Wien. Bis 18. April ist der harte Lockdown in Wien, Niederösterreich und im Burgenland vorerst festgezurrt. Vieles deutet darauf hin, dass er verlängert werden könnte. Das spiegelt auch die angespannte Situation auf den Intensivstationen wider. Gespräche auf Politebene und mit Experten laufen diese Woche wieder auf Hochtouren.
Vor allem der Handel drängt angesichts der großen Menschenansammlungen auf öffentlichen Plätzen in den vergangenen Tagen aber auf eine baldige Wiederöffnung. „Warum haben wir eigentlich noch zu?“, fragt sich etwa WKÖ-Handelsobmann Rainer Trefelik. „Wir wissen, Handel und Gastronomie sind keine Infektionstreiber“, so der Branchensprecher in der Wirtschaftskammer, der sich klar für eine kontrollierte Öffnung von Handel und Gastronomie ausspricht: „Da kann man gleich im Schanigarten sitzen, geordnet.“Auch im Handel wäre ein geordnetes Zusammentreffen der Menschen möglich. Mit FFP2-Masken und reichlich Abstand werde „viel Wert auf Sicherheit gelegt“, zudem gebe es „einen kontrollierten Rahmen“.

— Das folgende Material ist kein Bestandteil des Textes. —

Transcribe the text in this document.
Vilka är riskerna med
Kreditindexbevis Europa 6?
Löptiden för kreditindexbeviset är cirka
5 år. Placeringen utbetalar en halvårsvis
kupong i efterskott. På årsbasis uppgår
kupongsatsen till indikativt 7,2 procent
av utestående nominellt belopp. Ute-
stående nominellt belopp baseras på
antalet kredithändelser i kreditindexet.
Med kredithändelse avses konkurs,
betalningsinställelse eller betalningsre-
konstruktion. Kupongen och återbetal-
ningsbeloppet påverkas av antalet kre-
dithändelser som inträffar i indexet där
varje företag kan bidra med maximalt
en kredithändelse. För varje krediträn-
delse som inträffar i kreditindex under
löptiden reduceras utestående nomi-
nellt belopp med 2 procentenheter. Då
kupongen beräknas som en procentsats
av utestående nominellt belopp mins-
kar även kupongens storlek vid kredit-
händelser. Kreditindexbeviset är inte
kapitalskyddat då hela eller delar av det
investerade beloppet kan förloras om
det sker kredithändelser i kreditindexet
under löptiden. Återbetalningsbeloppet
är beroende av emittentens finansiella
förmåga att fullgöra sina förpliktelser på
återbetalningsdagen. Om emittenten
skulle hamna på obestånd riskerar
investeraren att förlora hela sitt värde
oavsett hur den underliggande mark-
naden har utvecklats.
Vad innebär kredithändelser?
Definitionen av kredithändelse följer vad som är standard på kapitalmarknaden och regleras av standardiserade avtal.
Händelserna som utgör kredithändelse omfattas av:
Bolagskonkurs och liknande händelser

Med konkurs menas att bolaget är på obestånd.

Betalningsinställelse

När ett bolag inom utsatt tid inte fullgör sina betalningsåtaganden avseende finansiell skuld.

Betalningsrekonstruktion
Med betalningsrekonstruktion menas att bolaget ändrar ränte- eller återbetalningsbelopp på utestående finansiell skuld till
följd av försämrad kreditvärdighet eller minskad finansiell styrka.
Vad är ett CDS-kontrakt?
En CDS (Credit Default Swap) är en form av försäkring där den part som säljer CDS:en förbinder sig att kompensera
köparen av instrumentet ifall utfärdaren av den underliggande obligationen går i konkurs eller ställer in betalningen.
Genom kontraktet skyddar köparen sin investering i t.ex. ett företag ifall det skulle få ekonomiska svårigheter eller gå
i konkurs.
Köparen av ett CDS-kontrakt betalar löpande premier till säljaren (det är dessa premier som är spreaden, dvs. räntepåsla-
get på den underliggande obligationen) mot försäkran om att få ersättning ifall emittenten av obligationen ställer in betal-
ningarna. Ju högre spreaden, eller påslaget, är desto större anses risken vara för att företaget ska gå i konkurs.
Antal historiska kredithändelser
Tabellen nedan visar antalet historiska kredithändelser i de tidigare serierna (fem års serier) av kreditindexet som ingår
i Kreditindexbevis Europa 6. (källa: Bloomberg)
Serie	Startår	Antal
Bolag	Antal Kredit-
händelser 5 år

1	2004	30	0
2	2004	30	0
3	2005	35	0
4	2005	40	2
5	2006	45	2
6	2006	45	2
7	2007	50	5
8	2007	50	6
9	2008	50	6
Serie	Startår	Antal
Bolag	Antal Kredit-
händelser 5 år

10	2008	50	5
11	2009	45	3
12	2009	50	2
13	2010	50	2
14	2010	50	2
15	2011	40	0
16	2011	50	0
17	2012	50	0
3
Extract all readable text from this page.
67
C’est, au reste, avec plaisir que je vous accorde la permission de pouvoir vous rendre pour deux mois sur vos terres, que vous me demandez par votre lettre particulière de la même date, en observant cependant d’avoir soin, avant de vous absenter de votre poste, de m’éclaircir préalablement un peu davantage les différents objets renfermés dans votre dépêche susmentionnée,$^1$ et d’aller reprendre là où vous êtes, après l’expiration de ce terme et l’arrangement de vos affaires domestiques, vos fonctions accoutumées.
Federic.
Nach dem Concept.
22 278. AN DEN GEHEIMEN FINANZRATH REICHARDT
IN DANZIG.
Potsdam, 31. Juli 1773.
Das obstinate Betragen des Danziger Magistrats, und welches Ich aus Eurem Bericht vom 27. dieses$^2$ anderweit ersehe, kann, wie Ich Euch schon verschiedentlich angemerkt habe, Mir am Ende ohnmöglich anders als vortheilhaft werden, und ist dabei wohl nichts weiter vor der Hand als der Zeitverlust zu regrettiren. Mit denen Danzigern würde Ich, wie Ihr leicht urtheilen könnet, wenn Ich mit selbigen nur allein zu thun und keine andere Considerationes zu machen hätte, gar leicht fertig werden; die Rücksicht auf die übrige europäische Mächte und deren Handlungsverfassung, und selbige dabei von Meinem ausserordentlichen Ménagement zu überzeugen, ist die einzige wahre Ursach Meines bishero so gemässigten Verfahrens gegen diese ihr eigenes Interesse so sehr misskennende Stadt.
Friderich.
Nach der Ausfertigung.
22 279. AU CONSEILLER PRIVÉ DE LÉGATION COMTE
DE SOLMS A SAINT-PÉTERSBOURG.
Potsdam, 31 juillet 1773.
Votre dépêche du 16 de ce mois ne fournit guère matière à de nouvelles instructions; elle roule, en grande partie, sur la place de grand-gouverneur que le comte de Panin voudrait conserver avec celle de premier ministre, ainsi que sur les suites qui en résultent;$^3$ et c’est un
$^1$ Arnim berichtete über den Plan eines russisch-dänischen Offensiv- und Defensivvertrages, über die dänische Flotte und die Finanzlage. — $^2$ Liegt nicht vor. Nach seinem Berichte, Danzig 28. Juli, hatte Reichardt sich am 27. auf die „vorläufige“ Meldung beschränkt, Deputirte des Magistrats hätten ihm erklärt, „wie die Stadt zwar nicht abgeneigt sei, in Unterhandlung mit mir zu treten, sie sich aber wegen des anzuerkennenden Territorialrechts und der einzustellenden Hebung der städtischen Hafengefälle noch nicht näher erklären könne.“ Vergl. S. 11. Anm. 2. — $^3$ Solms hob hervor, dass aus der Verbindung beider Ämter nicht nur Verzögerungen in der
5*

Gleichzeitig befürchtet Trefelik, dass die Geschäfte wegen der knappen Intensivbetten noch länger behördlich geschlossen bleiben werden. An die geplante Öffnung am 19. April glaubt er inzwischen nicht mehr, fordert von den politischen Entscheidungsträgern aber Planungssicherheit ein: „Wir brauchen eine Perspektive, damit wir uns einrichten können.“Für die Geschäftsleute müsse es „einen Handlungsrahmen geben“, damit sie mit Lieferanten und Mitarbeitern disponieren können. „Für die Betriebe, die da in der Endloswarteschleife sind, ist es ganz besonders schwierig.“
Vor allem viele kleinere Betriebe würden inzwischen resignieren, berichtete Trefelik. Dennoch habe er Verständnis für die Situation der Politik: „Natürlich ist es psychologisch schwieriger zuzusperren als zu verlängern.“
Auch deutscher Handel klagt
Obwohl die Infektionszahlen in Deutschland deutlich niedriger sind als in Österreich, ist die Diskussion dort dieselbe. Der Handelsverband Deutschland (HDE) warnte am Montag davor, im Zuge der Neufassung des Infektionsschutzgesetzes einen schärferen Lockdown im Einzelhandel durchzusetzen. „Viele Nichtlebensmittelhändler verlieren aufgrund der angekündigten gesetzlichen Veränderungen jegliche Perspektive. Die Geschäfte ab einem Inzidenzwert von über 100 wieder zu schließen, wird der Lage nicht gerecht“, sagte HDE-Hauptgeschäftsführer Stefan Genth am Montag in Berlin. Er verwies auf eine Umfrage unter 1000 Unternehmen, die deutlich mache, wie kritisch die Lage bei vielen Nichtlebensmittelhändlern sei.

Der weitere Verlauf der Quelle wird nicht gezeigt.